Surfactant protein D increases phagocytosis of hypocapsular Cryptococcus neoformans by murine macrophages and enhances fungal survival

Scientific Fields
Diseases
Organisms
Applications
Technique

Published in Infection and immunity - 18 May 2009

Geunes-Boyer S, Oliver TN, Janbon G, Lodge JK, Heitman J, Perfect JR, Wright JR

Link to Pubmed [PMID] – 19451250

Infect. Immun. 2009 Jul;77(7):2783-94

Cryptococcus neoformans is a facultative intracellular opportunistic pathogen and the leading cause of fungal meningitis in humans. In the absence of a protective cellular immune response, the inhalation of C. neoformans cells or spores results in pulmonary infection. C. neoformans cells produce a polysaccharide capsule composed predominantly of glucuronoxylomannan, which constitutes approximately 90% of the capsular material. In the lungs, surfactant protein A (SP-A) and SP-D contribute to immune defense by facilitating the aggregation, uptake, and killing of many microorganisms by phagocytic cells. We hypothesized that SP-D plays a role in C. neoformans pathogenesis by binding to and enhancing the phagocytosis of the yeast. Here, the abilities of SP-D to bind to and facilitate the phagocytosis and survival of the wild-type encapsulated strain H99 and the cap59Delta mutant hypocapsular strain are assessed.
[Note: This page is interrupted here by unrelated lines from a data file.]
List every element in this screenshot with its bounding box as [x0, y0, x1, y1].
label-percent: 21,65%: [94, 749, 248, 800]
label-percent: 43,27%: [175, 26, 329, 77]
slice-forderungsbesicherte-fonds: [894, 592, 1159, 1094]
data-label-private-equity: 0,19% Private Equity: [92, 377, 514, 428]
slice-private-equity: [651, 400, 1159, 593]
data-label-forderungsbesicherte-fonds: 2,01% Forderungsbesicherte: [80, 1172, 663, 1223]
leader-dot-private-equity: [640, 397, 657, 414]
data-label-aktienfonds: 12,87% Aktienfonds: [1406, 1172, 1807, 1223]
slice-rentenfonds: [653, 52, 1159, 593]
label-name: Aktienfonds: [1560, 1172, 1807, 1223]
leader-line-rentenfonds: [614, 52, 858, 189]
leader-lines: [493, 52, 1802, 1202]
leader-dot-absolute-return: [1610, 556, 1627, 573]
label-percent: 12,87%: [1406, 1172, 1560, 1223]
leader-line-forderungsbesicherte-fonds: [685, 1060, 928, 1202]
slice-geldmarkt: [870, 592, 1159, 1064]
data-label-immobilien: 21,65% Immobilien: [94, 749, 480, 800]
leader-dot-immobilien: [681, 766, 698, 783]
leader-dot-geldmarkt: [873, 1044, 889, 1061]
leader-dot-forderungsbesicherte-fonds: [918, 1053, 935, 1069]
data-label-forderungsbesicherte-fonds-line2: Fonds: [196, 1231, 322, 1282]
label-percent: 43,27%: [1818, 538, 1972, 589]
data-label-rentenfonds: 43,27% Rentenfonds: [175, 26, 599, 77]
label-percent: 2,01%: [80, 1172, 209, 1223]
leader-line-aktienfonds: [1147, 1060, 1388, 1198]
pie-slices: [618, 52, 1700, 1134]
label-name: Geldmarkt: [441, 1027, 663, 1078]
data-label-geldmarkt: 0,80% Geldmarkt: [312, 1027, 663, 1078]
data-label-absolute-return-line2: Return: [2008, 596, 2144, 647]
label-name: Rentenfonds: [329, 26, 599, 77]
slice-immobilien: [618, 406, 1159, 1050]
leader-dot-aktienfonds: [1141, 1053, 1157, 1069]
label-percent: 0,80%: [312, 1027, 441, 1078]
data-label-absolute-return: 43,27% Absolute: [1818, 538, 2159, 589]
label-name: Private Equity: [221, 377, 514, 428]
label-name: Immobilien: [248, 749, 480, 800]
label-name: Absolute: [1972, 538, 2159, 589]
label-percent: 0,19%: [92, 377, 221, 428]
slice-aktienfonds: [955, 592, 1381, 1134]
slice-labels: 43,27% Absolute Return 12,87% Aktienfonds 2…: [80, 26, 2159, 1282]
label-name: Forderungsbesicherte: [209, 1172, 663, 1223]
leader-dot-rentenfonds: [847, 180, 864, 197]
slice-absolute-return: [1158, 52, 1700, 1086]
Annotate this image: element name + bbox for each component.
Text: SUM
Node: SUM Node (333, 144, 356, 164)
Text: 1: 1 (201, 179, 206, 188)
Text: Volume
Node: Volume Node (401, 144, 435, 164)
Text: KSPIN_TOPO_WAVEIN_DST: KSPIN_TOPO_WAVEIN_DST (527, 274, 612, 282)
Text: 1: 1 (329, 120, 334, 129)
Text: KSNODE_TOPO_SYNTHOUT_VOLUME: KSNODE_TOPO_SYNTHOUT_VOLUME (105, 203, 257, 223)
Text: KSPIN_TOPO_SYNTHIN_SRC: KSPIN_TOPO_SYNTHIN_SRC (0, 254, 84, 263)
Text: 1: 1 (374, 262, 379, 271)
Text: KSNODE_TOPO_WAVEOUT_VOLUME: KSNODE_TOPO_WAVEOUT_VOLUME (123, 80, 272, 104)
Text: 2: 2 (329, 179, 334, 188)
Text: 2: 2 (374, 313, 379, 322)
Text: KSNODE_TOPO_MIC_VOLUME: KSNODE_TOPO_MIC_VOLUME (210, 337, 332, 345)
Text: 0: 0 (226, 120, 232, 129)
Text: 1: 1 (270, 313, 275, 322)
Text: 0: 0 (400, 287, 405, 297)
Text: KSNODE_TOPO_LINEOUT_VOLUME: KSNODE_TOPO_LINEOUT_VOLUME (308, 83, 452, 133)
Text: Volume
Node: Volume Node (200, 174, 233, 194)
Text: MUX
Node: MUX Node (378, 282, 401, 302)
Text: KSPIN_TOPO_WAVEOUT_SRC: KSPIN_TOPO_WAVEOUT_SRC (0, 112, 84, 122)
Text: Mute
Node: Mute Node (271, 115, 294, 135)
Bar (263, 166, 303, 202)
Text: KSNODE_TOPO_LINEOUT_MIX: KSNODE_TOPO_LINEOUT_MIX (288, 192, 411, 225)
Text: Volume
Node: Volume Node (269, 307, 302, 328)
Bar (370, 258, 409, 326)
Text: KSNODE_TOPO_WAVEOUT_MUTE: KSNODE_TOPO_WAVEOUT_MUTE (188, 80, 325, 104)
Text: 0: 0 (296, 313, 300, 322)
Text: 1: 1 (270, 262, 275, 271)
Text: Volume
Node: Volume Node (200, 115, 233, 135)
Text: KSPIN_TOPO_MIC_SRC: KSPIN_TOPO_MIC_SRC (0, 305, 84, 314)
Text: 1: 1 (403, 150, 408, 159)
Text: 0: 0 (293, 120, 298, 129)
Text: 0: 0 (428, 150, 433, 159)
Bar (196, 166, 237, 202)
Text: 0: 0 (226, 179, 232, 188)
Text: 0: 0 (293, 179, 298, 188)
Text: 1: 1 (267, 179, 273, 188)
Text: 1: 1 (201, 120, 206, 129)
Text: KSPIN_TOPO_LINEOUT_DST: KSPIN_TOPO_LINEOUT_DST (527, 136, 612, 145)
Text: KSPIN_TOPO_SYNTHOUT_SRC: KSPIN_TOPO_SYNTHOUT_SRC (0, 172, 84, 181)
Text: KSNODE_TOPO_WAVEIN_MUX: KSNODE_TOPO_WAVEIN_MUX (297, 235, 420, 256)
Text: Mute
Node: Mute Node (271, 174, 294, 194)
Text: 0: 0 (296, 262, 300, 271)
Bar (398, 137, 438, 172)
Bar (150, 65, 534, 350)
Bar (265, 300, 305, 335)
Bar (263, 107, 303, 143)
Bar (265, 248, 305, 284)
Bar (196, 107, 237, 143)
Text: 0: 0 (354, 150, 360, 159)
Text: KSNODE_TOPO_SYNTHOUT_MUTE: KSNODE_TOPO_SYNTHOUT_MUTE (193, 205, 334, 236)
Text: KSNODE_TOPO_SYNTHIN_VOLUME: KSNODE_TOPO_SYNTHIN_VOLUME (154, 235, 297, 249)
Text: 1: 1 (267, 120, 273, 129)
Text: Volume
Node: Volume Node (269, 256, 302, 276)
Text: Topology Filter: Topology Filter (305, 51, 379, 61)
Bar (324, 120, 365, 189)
SP-D binding to cap59Delta mutant cells was approximately sixfold greater than binding to wild-type cells. SP-D enhanced the phagocytosis of cap59Delta cells by approximately fourfold in vitro. To investigate SP-D binding in vivo, SP-D(-/-) mice were intranasally inoculated with Alexa Fluor 488-labeled cap59Delta or H99 cells. By confocal microscopy, a greater number of phagocytosed C. neoformans cells in wild-type mice than in SP-D(-/-) mice was observed, consistent with in vitro data. Interestingly, SP-D protected C. neoformans cells against macrophage-mediated defense mechanisms in vitro, as demonstrated by an analysis of fungal viability using a CFU assay. These findings provide evidence that C. neoformans subverts host defense mechanisms involving surfactant, establishing a novel virulence paradigm that may be targeted for therapy.